Handcrafted Instruments by H.J. Lidgate
I have been making violins, violas and cellos entirely by hand for the last twenty years.
I get a particular thrill when, having finished the work of turning blocks of wood into a finished instrument, I hear it played for the first time. It is amazing that such sound can emerge from such an unlikely start.
With each of my instruments I strive to achieve a combination of sound and playing performance to delight player and audience alike by faithfully applying the methods of Antonio Stradivari.
Stradivari developed his own system of thicknessing and tuning front and back plates to achieve the unique sound that his instruments became famed for. His format was either unknown to, or ignored, by mainstream French, German & Italian makers for the next 200 years. It is only from the combined efforts of different researchers throughout the 20th century that the way Stradivari’s instruments work has been better understood in the last 50 years.
Through my own endeavours, with extensive study of published literature and the reference works on Stradivari, and with much practical experience and application, I have arrived at a series of techniques and processes by which I can consistently produce violin family instruments that play beautifully.
Characteristics of my instruments are
- highly responsive and resonant from pp to ff
- even across the strings and playing all the way up the fingerboard
- big & mellow in tone and with plenty of power and colour
I do this by by
- carefully selecting low-density tonewoods of the finest Italian spruce and maple, to produce light, resonant and responsive instruments
- faithfully imitating Stradivari’s ‘Golden’ form – the sizing, shape, arching and thicknessing
- meticulously fine-tuning the finished plates in-line with the published work of Carleen Hutchins, to achieve constructive harmony between front and back plates
- tuning the the neck and fingerboard to match the air resonance of the sound box
- applying a traditional ground-coat to harden the surface of the plates and enhance top-end performance
- applying a traditional oil varnish to give a beautiful, flexible finish that allows the violin to sing
Every instrument is unique and has its own voice and playing qualities – if you are searching for your ideal, I can only invite you to try mine.
Prices from £2,500
My violins are based on the pattern of the ‘Messie’ instrument, attributed to Stradivari by the Hill brothers amongst others, but the subject of ongoing dispute as to it’s true provenance. I recently got my hands on a copy of ‘The Messiah violin: a reliable history?’ by Nicholas Sackman, which whilst not entirely conclusive on the question, is most thoroughly sceptical.

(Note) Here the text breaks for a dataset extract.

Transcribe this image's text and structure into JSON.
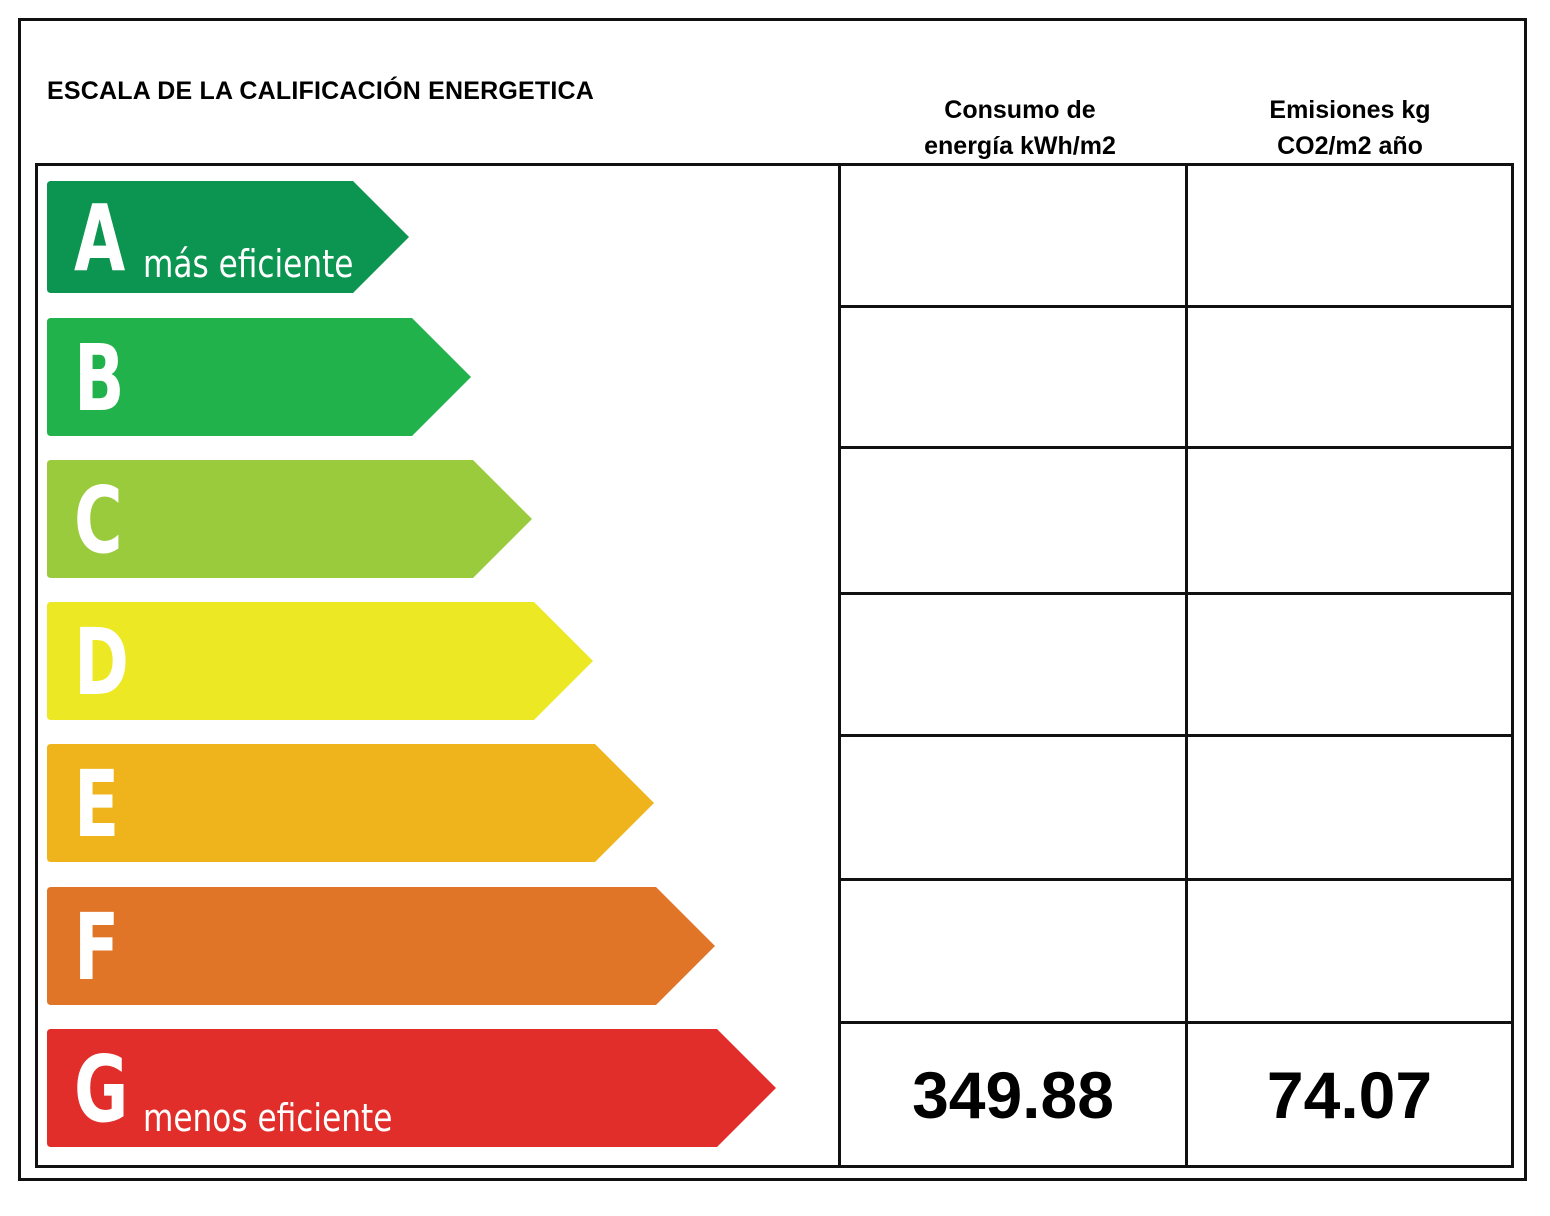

The instrument itself is on public display at the Ashmolean Museum in Oxford and well worth going to see. Genuine or not, it gives a stunning insight into how Stradivari’s instruments looked in their original splendour. The Messiah in pattern and thicknessing is wholly comparable to other renown instruments made by Stradivari during his ‘Golden Period’ of 1700 to 1720, instruments that are widely held as the finest ever made.
With one of my early instruments I worked to match the flambouyant varnish colour of the ‘Messiah’ – sadly nobody wanted to buy it ! Since that time I have been somewhat more conservative in producing instruments finished in muted honey and chestnut tones, and instead focussed my interest and efforts into ensuring that they are each a pleasure to play.
Prices from £3,000
My violas are 16 1/4” long and made to my own pattern, developed from the Brescian style of makers like Gasparo de Salo and Maggini, broad across the upper bouts to help produce rich, powerful and resonant bass tones.
They’ll knock your socks off.
Prices from £6,000
I am especially proud of the cellos that I have made and the very favourable reactions that they receive from those that play them.
Old cellos in good order are hard to find, ones that play well harder still. Accordingly they tend to be expensive.
A new, handmade cello with carefully tuned plates that work in harmony to produce incredible sound, is a sensible and affordable alternative. I have enjoyed success making cellos that are now enjoyed by professional musicians and advanced students, and this is an aspect of my work on which I am very much concentrating.
My cellos are based on a Stradivari pattern at 29 ¾” in length. The fronts are of the best quality spruce originating from the Italian or German Alps and of the lowest available density. This premium quality raw material, naturally highly resonant, is an essential start point for a high quality cello. Whilst highly figured maple makes for an aesthetically attractive back plate, it’s sound quality is inferior to a more even grained substrate, so I tend towards plainer raw material when selecting back plates.
I ensure that all of my new cellos weigh under 3kg – I believe that keeping the weight low is an important contributor to the instruments ultimate performance. It also makes them that much easier for the player to handle and carry, and so is doubly beneficial. Consequently I fit lightweight modern fittings and scrupulously remove every spare gram of material from the body of the instrument.